We took 99 photos today, don’t worry, we’ve only chosen a few to share! We had already decided to detour slightly off The Avon Ring and visit Gloucester, we then decided to carry on down the end of the Gloucester and Sharpness Canal and as far as we could go before hitting the sea.
Cast off at 8.45 and Toby came in to the lock beautifully, in front of quite an audience of other boaters. Everyone was turning right on The Severn and to Worcester, we bucked the trend and turned left.
It wasn’t long before we hit the first lock, although the drop was only 4 feet, the lock was huge. We did a good job at getting the ropes in behind the chains, and not looking like a pair of muppets.
We left the second lock at 9.30, and didn’t reach Gloucester until 1pm, it was strange just steering, and no slowing down for moored boats. Toby used the dremmel to remove a broken rivet on the front cratch and I listened to the radio (all about men having liposuction!). We called ahead as instructed at Gloucester Dock and with a rise of 16ft, it’s one of the deepest. We slowly rose up the lock and saw the wonders of Gloucester Docks and the mills.
We then saw on the map lots of swing electrified swing bridges, I thought I was in for a busy afternoon hopping on and off – we were really surprised that they’re all manned with traffic lights.
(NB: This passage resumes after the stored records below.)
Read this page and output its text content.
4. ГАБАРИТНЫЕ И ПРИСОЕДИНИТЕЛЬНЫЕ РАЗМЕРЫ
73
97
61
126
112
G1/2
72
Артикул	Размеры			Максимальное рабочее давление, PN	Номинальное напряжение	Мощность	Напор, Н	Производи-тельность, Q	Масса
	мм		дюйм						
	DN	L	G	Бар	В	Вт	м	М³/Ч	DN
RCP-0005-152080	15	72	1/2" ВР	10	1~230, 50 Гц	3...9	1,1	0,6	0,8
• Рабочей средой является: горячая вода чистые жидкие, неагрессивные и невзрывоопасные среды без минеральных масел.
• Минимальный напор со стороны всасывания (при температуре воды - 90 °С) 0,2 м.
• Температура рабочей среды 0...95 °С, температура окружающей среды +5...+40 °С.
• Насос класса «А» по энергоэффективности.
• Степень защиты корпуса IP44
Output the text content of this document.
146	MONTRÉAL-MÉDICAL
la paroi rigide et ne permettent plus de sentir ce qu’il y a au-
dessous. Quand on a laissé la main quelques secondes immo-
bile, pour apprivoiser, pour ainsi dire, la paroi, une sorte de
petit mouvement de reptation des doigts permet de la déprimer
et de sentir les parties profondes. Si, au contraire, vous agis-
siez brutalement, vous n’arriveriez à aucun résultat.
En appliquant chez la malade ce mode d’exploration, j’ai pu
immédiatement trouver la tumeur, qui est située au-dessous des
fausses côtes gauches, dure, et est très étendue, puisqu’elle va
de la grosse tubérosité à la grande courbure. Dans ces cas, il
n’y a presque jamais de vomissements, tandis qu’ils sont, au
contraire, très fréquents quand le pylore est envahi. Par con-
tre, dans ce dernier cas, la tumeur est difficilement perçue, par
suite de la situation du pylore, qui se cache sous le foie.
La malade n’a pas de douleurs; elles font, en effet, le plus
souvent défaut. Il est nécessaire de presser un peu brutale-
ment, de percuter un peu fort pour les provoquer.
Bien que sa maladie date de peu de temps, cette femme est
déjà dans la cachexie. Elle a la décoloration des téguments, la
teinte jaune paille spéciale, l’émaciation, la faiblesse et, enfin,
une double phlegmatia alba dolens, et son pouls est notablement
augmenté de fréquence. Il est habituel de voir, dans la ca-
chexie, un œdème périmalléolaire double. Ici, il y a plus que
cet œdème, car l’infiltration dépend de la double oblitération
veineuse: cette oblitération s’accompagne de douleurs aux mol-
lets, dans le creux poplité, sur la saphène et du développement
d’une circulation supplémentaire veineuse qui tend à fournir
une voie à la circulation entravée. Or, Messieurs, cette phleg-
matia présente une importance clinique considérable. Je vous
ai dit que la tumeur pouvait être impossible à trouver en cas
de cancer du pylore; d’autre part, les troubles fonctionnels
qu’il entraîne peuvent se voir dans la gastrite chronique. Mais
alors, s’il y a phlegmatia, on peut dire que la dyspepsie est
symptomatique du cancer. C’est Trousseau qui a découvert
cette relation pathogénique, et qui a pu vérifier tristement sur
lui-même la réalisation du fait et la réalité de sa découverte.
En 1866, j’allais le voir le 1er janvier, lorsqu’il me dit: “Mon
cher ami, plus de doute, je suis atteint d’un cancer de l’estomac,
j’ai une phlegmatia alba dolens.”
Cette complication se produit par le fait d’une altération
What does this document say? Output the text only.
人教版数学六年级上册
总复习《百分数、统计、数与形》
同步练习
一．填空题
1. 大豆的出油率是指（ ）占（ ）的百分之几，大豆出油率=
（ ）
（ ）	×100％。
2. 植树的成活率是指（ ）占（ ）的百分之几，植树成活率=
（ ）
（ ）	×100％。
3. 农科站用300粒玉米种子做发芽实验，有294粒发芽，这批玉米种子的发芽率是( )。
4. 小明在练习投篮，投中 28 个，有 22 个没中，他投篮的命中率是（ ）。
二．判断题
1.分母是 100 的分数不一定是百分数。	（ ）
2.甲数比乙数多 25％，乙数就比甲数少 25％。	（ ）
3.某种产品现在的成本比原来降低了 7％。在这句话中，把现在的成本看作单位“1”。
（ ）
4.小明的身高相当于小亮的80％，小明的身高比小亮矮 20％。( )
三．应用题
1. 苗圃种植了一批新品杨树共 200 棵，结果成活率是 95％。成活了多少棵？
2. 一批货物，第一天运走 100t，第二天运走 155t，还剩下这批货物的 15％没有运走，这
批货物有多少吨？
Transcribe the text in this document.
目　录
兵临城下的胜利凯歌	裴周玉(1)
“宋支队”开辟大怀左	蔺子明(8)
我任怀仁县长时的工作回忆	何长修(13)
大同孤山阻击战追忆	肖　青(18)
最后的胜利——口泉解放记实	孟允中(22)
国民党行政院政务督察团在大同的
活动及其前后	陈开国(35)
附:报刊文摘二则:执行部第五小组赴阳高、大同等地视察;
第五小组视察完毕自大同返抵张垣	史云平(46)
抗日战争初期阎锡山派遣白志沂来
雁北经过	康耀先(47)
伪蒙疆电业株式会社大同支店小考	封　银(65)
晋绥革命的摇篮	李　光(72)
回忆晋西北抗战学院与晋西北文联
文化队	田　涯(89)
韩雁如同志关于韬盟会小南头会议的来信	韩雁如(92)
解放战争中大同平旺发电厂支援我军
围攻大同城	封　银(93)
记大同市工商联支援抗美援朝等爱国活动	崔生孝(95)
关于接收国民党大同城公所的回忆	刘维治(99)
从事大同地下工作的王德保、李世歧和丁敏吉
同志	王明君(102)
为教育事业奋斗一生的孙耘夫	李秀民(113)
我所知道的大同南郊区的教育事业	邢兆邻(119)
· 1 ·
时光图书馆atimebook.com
Red – wait. Flashing Red – I’ve seen you and I’m opening the lock/bridge. Green – go. It’s the closest we’ll ever get to a formula 1 grand prix start as we’re idling up to the traffic lights, they turn green and you welly the throttle – all of 4-5mph!
We needed to fill up with water, but all the water points had moored boats. We reached the last water point and a new fat boat was moored – it only arrived from the docks this morning. No-one was aboard, so we gently came alongside and moored up. It took nearly an hour to fill the tank, so we had a good nosey in through the windows and in the lockers.
After turning around, and some 30 miles travelled, we finally moored up at 6.30. It’s not often on a canal, you have such a view – in this case the River Severn.
A quick dinner (salmon – never again on the boat, it honks) we walked along the estuary to the old lifeboat station. You can still see the old locks and paddles from World War II.
A long day, but I’m glad we made the decision to visit Sharpness.